Il a souligné que la nouvelle phase de développement dans laquelle le Vietnam était entré impliquait des exigences accrues en matière de productivité, de qualité, d’autonomie et de niveau de vie de la population.
Il a donc demandé que le bilan des 100 ans mette en lumière le parcours du Parti dans la conduite de la révolution, ses choix stratégiques et les principaux enseignements qui en ont été tirés. Le bilan des 40 ans devra, quant à lui, approfondir l’évolution de la réflexion et la mise en œuvre du Programme de construction du pays dans la période de transition vers le socialisme, afin de mieux éclairer le modèle socialiste et la voie à suivre, ainsi que les étapes adaptées au contexte vietnamien.
Cette rétrospective devra également faire ressortir l’ampleur des réalisations qui ont transformé le destin de la nation et les replacer dans leur contexte historique. Elle devra analyser l’évolution de la capacité de direction du Parti, depuis la lutte pour conquérir le pouvoir jusqu’à l’exercice du pouvoir, puis à la conduite de la construction et de la défense du pays. Une attention particulière devra être accordée aux enseignements tirés de l’ancrage du Parti au sein du peuple.

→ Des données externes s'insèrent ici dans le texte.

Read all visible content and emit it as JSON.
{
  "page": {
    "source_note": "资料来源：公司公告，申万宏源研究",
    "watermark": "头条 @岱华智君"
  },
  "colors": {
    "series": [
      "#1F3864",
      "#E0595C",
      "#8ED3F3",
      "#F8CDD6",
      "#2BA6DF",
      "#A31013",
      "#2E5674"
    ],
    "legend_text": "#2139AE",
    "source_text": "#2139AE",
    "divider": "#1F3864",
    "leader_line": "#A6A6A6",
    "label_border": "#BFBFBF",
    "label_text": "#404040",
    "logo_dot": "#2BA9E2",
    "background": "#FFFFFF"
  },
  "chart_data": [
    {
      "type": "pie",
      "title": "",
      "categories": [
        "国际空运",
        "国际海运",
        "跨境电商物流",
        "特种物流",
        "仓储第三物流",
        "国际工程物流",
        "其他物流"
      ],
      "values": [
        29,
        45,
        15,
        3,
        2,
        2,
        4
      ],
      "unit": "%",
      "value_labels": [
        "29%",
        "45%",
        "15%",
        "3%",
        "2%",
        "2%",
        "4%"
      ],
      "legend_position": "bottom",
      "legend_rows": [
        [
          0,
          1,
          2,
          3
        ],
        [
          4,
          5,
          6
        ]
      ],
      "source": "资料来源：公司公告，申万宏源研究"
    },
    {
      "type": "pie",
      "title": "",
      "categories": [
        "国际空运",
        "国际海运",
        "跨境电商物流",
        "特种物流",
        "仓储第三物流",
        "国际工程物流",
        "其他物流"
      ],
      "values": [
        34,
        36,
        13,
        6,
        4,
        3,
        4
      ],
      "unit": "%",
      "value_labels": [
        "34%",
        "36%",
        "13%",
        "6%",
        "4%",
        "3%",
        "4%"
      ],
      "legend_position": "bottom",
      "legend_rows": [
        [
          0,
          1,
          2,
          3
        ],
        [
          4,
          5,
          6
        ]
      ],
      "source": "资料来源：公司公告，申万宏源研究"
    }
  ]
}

Tô Lâm a par ailleurs appelé à approfondir la réflexion théorique à partir du bilan de la mise en œuvre du Programme de construction du pays, tout en définissant une vision à long terme et les capacités nécessaires pour guider le développement du Vietnam au cours du siècle à venir, sur la base d’une méthodologie scientifique et d’arguments solides.
«Deux questions essentielles se posent à nous. Premièrement, nous devons définir une orientation claire pour le développement du pays. Si cette orientation fait consensus, nous pourrons mobiliser la force de la population, ainsi que son adhésion et son soutien, et ceux de l’ensemble du système politique. Deuxièmement, nous devons susciter la confiance de la population, qui est indispensable à notre réussite. Le Parti définit l’orientation et la population lui fait confiance. Peu de pays disposent d’un tel atout! La planification du pays doit elle aussi s’inscrire dans une perspective à 100 ans. Nous pouvons alors imaginer quel sera notre approvisionnement énergétique, quelles seront nos infrastructures et quelles seront les conditions de vie de la population», a-t-il plaidé.
Tô Lâm a enfin insisté sur la responsabilité de faire en sorte que le savoir et l’intelligence accumulés au fil de l’histoire continuent de nourrir la capacité du pays à se développer. Ce travail de bilan doit, selon lui, renforcer la détermination du Parti, stimuler la créativité de la population et préparer des bases solides pour l’avenir.